Harriet E. Manelis Klein
Posted: September 2021
The LSA regrets to announce the passing of longtime LSA member Harriet Klein (Montclair State University and Stony Brook University). Klein first joined the LSA in 1971, and was active in the early years of the Society's Committee on the Status of Women in Linguistics (now the Committee on Gender Equity in Linguistics) and also as a past Chair of the Program Committee. Her colleagues and family have collaborated on the obituary below.
Harriet E. Manelis Klein, linguistic anthropologist, passed away on September 4, 2021 in Briarcliff Manor, NY. Born on September 8, 1936 to Sol and Kate (Wolffs) Manelis in New York City, Harriet and her younger sister Marion grew up in an English and German-speaking household that also introduced them to elements of Yiddish, Polish and Arabic. Harriet attended high school in Far Rockaway where she excelled at her studies and met future husband Herbert Klein. After their marriage the couple moved to Chicago, where Harriet completed a B.A. in Classics/Ancient Languages at the University of Chicago (1958), studying Greek, Latin and Hebrew; she taught Greek and Latin at the University’s lab school. During this time, she and Herb became proud parents to Rachel, Daniel and Jacob. The family had extended stays in other countries due to Harriet and Herb’s research and visiting professorships. Harriet studied the Indigenous languages of Guaycurú (Toba)(Argentina) and Guayamí (Panama) and deepened her knowledge of Spanish and Portuguese. Her doctoral research resulted in her 1973 Columbia University dissertation A grammar of Argentine Toba: verbal and nominal morphology, published in Spanish in Uruguay in 1978. Harriet’s numerous articles and edited volumes focused on aspects of time and space at the formal level of language as well as identities, language use and cultural practices.

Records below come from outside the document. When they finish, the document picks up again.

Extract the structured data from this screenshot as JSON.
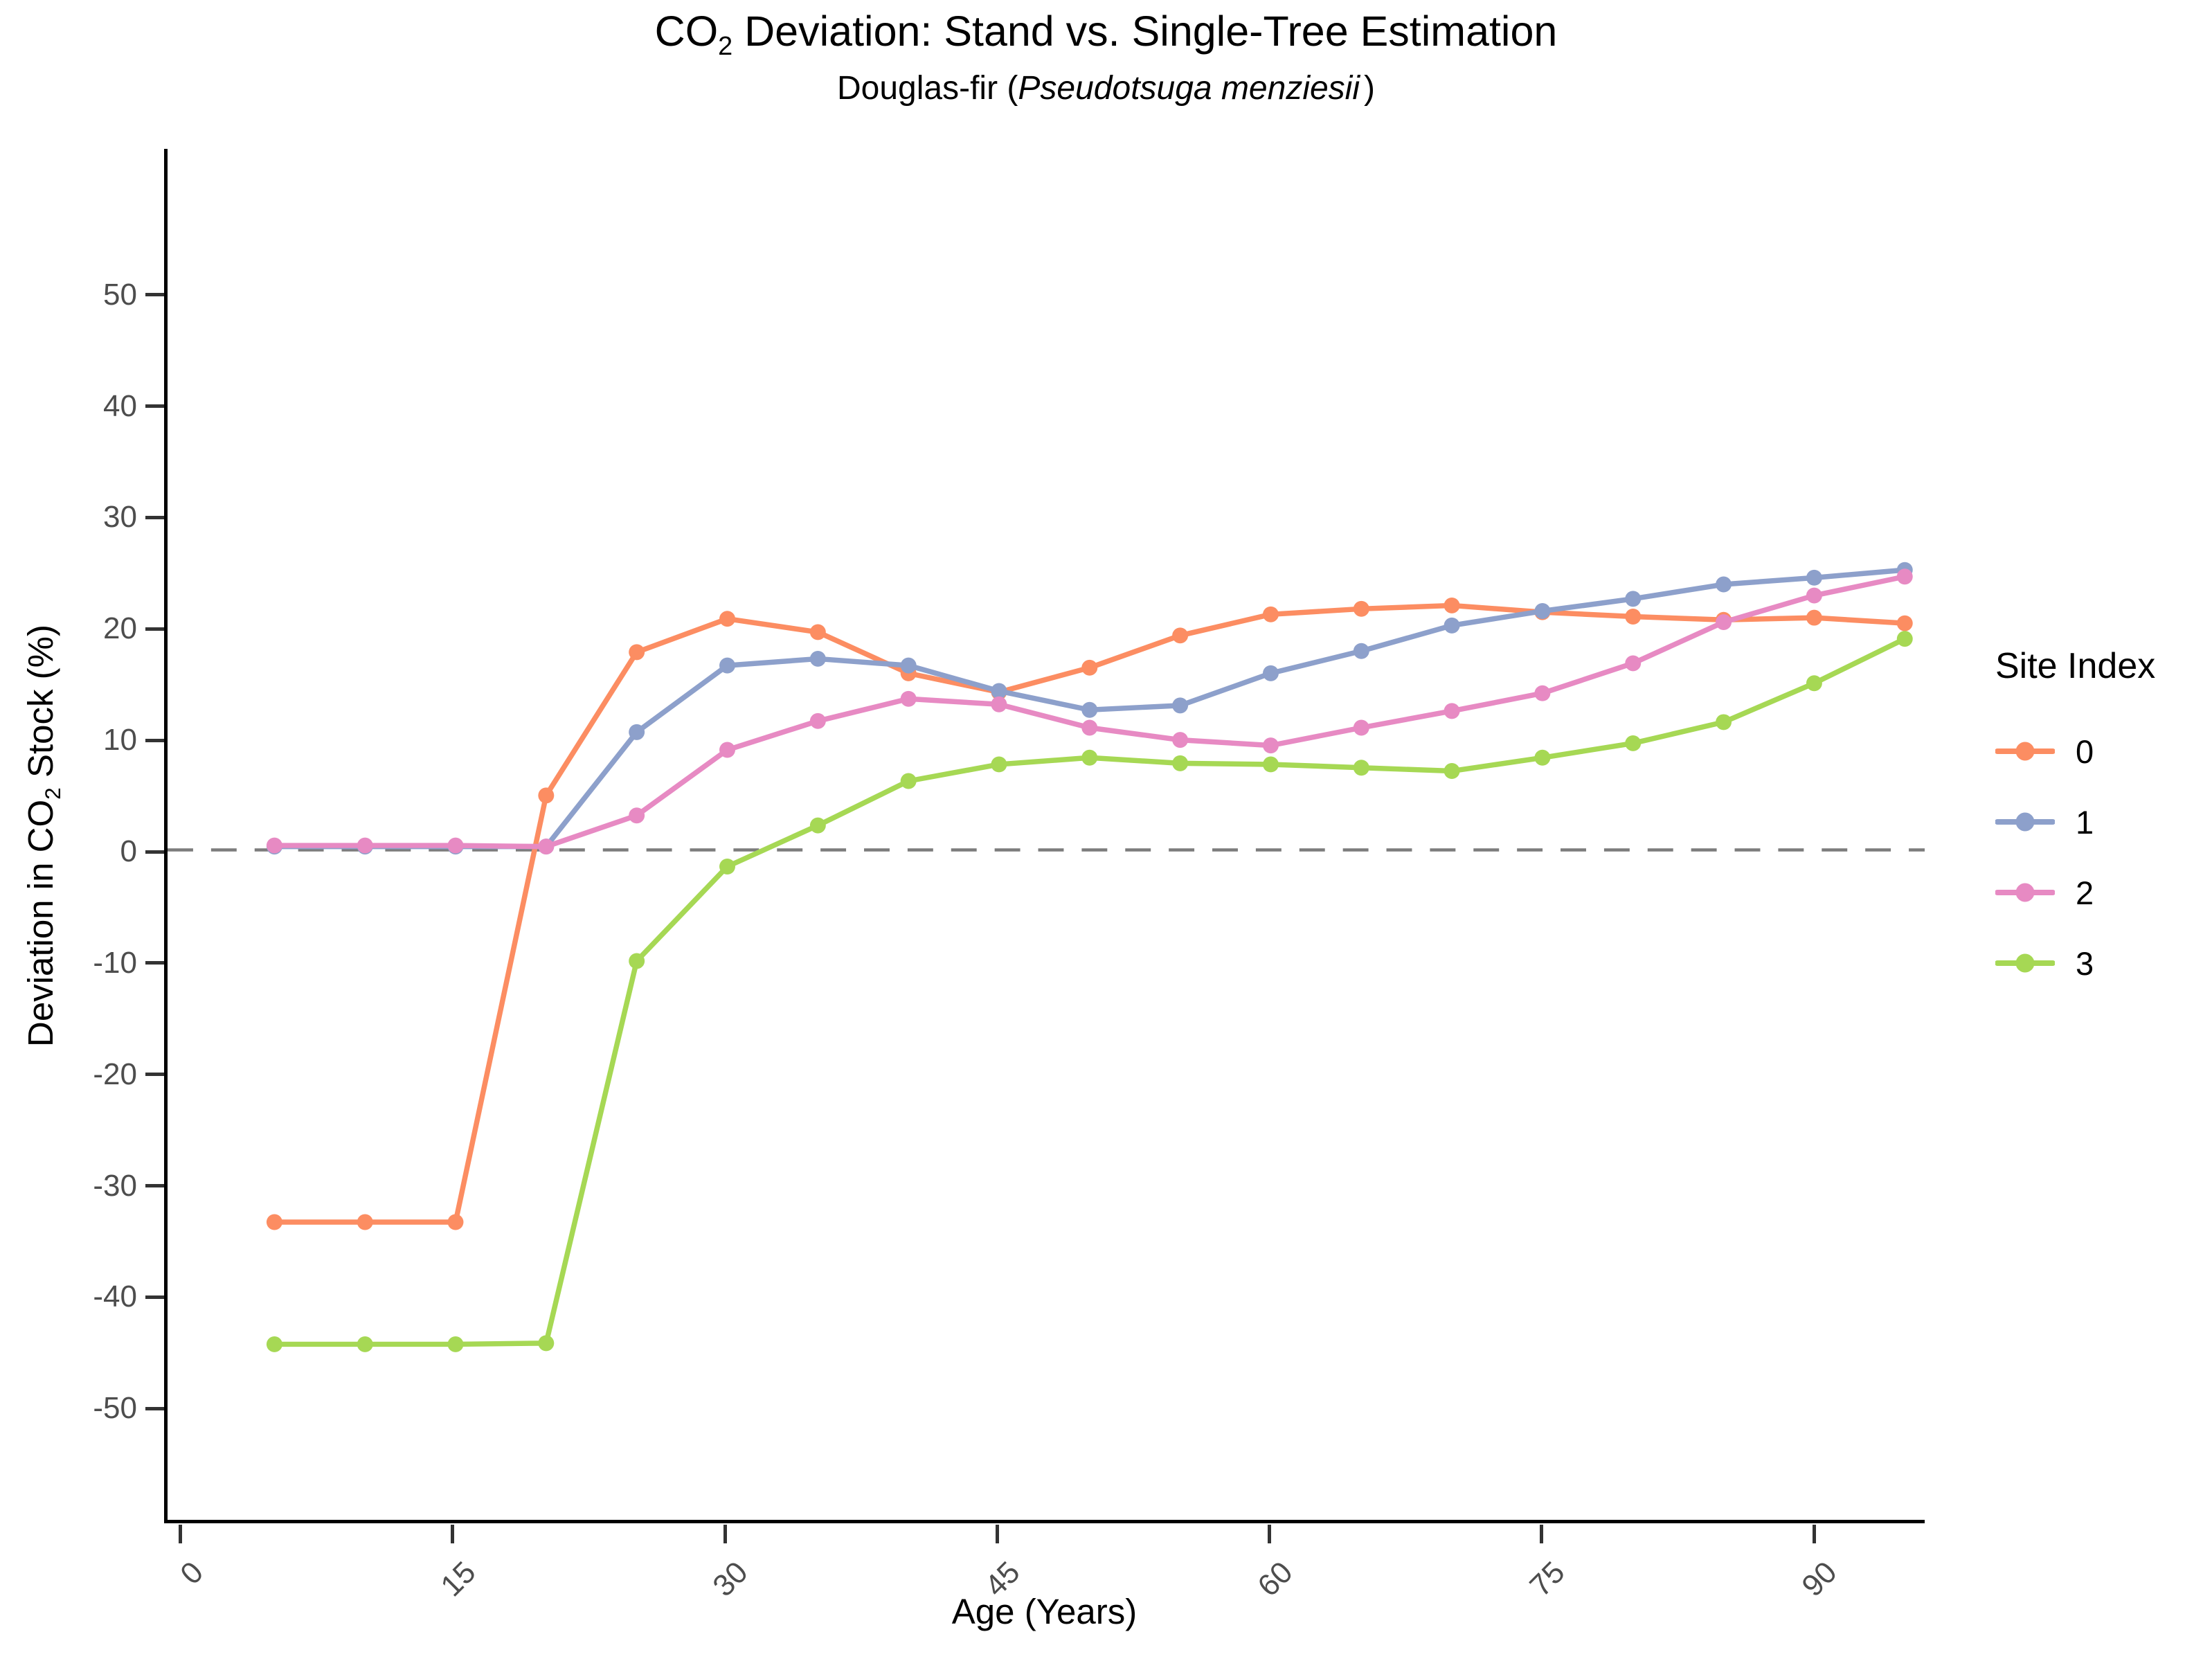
{
  "header": {
    "title_prefix": "CO",
    "title_sub": "2",
    "title_rest": " Deviation: Stand vs. Single-Tree Estimation",
    "subtitle_prefix": "Douglas-fir (",
    "subtitle_species": "Pseudotsuga menziesii",
    "subtitle_suffix": ")"
  },
  "axes": {
    "x_label": "Age (Years)",
    "y_label_prefix": "Deviation in CO",
    "y_label_sub": "2",
    "y_label_suffix": " Stock (%)"
  },
  "legend": {
    "title": "Site Index",
    "items": [
      {
        "label": "0",
        "color": "#FC8D62"
      },
      {
        "label": "1",
        "color": "#8DA0CB"
      },
      {
        "label": "2",
        "color": "#E78AC3"
      },
      {
        "label": "3",
        "color": "#A6D854"
      }
    ]
  },
  "colors": {
    "series_0": "#FC8D62",
    "series_1": "#8DA0CB",
    "series_2": "#E78AC3",
    "series_3": "#A6D854",
    "zero_line": "#7C7C7C",
    "tick_mark": "#333333",
    "tick_label": "#4D4D4D",
    "axis_line": "#000000"
  },
  "chart_data": {
    "type": "line",
    "title": "CO2 Deviation: Stand vs. Single-Tree Estimation",
    "subtitle": "Douglas-fir (Pseudotsuga menziesii)",
    "xlabel": "Age (Years)",
    "ylabel": "Deviation in CO2 Stock (%)",
    "legend_title": "Site Index",
    "legend_position": "right",
    "grid": false,
    "x": [
      5,
      10,
      15,
      20,
      25,
      30,
      35,
      40,
      45,
      50,
      55,
      60,
      65,
      70,
      75,
      80,
      85,
      90,
      95
    ],
    "series": [
      {
        "name": "0",
        "color": "#FC8D62",
        "values": [
          -33.5,
          -33.5,
          -33.5,
          4.9,
          17.8,
          20.8,
          19.6,
          15.9,
          14.2,
          16.4,
          19.3,
          21.2,
          21.7,
          22.0,
          21.4,
          21.0,
          20.7,
          20.9,
          20.4
        ]
      },
      {
        "name": "1",
        "color": "#8DA0CB",
        "values": [
          0.3,
          0.3,
          0.3,
          0.3,
          10.6,
          16.6,
          17.2,
          16.6,
          14.3,
          12.6,
          13.0,
          15.9,
          17.9,
          20.2,
          21.5,
          22.6,
          23.9,
          24.5,
          25.2
        ]
      },
      {
        "name": "2",
        "color": "#E78AC3",
        "values": [
          0.4,
          0.4,
          0.4,
          0.3,
          3.1,
          9.0,
          11.6,
          13.6,
          13.1,
          11.0,
          9.9,
          9.4,
          11.0,
          12.5,
          14.1,
          16.8,
          20.5,
          22.9,
          24.6
        ]
      },
      {
        "name": "3",
        "color": "#A6D854",
        "values": [
          -44.5,
          -44.5,
          -44.5,
          -44.4,
          -10.0,
          -1.5,
          2.2,
          6.2,
          7.7,
          8.3,
          7.8,
          7.7,
          7.4,
          7.1,
          8.3,
          9.6,
          11.5,
          15.0,
          19.0
        ]
      }
    ],
    "xlim": [
      -0.9,
      96.1
    ],
    "ylim": [
      -60.3,
      63.1
    ],
    "x_ticks": [
      0,
      15,
      30,
      45,
      60,
      75,
      90
    ],
    "y_ticks": [
      50,
      40,
      30,
      20,
      10,
      0,
      -10,
      -20,
      -30,
      -40,
      -50
    ],
    "zero_line": {
      "y": 0,
      "style": "dashed",
      "color": "#7C7C7C"
    }
  }
}
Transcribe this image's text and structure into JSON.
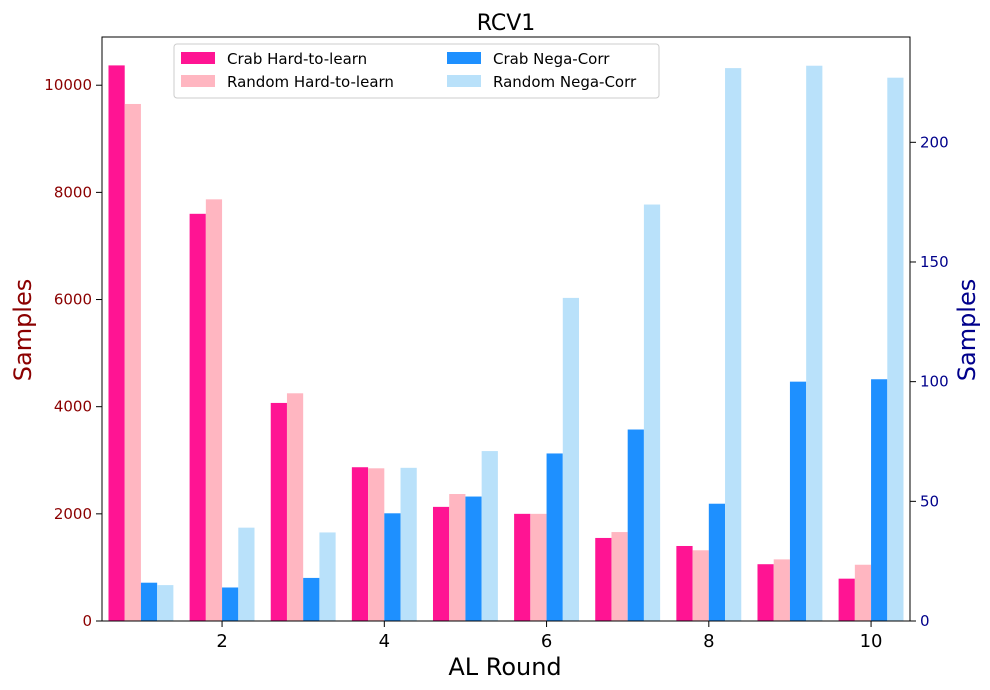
{
  "chart_data": {
    "type": "bar",
    "title": "RCV1",
    "xlabel": "AL Round",
    "ylabel_left": "Samples",
    "ylabel_right": "Samples",
    "ylabel_left_color": "#8b0000",
    "ylabel_right_color": "#00008b",
    "rounds": [
      1,
      2,
      3,
      4,
      5,
      6,
      7,
      8,
      9,
      10
    ],
    "xticks": [
      "2",
      "4",
      "6",
      "8",
      "10"
    ],
    "xtick_rounds": [
      2,
      4,
      6,
      8,
      10
    ],
    "ylim_left": [
      0,
      10900
    ],
    "yticks_left": [
      "0",
      "2000",
      "4000",
      "6000",
      "8000",
      "10000"
    ],
    "yticks_left_values": [
      0,
      2000,
      4000,
      6000,
      8000,
      10000
    ],
    "ylim_right": [
      0,
      244
    ],
    "yticks_right": [
      "0",
      "50",
      "100",
      "150",
      "200"
    ],
    "yticks_right_values": [
      0,
      50,
      100,
      150,
      200
    ],
    "legend_position": "top-center",
    "series": [
      {
        "name": "Crab Hard-to-learn",
        "axis": "left",
        "color": "#ff1493",
        "values": [
          10370,
          7600,
          4070,
          2870,
          2130,
          2000,
          1550,
          1400,
          1060,
          790
        ]
      },
      {
        "name": "Random Hard-to-learn",
        "axis": "left",
        "color": "#ffb6c1",
        "values": [
          9650,
          7870,
          4250,
          2850,
          2370,
          2000,
          1660,
          1320,
          1150,
          1050
        ]
      },
      {
        "name": "Crab Nega-Corr",
        "axis": "right",
        "color": "#1e90ff",
        "values": [
          16,
          14,
          18,
          45,
          52,
          70,
          80,
          49,
          100,
          101
        ]
      },
      {
        "name": "Random Nega-Corr",
        "axis": "right",
        "color": "#b9e1fa",
        "values": [
          15,
          39,
          37,
          64,
          71,
          135,
          174,
          231,
          232,
          227
        ]
      }
    ]
  }
}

After brief teaching stints at the University of Toronto-Scarborough and the Universidad de la República in Montevideo, Harriet took up a tenure-track position at Montclair State College in 1972, where she served as Deputy Chairperson, Director of International Studies, Special Assistant to the President, and Full Professor. Harriet’s service to the profession was extensive: as Book Review Editor for the International Journal of American Linguistics, as program chair for multiple meetings of the American Anthropological Association and the Linguistic Society of America and as contributor to the International Congress of Americanists, the International Linguistics Association and the Society for the Study of Indigenous Languages. Through her work with the Committee of the Status of Women in Anthropology and the Committee on the Status of Women in Linguistics, Harriet worked tirelessly to advance gender equity in both disciplines. She supported her South American colleagues with warm hospitality, often sharing her room at annual professional meetings with those on tight travel budgets. She met and mentored Vera Mark, Stephanie Kane and Joan Gross when they were graduate students at UT-Austin, eventually becoming lifelong friends. Later she and Kane enjoyed a fruitful collaboration in several conferences and workshops and with whom she co-authored “Gringo/a as sociolinguistic fractal” in Ethnologies (Vol. 35, Issue 1, 2013).
Following her retirement from Montclair and her divorce and subsequent remarriage to Perry Kalick, Professor of Education at Lehman College, Harriet relocated to Long Island in 1998. She became a Visiting Scholar in the Department of Linguistics at Stony Brook University, an active and valued member of the Stony Brook linguistics community. Harriet and Perry took numerous international trips, attended chamber music concerts and enjoyed long walks by the Long Island Sound before Perry’s death in April 2020. Both took immense joy and pride as parents and grandparents to their large blended family. Harriet’s wide-ranging knowledge, wisdom, kindness, unwavering commitment and extensive service to her multiple disciplines will be greatly missed. A collection of her field recordings and notebooks may be consulted at the AILLA, the Archive of the Indigenous Languages of Latin America, at UT-Austin. An announcement concerning a scholarship in her name will be made at a later date.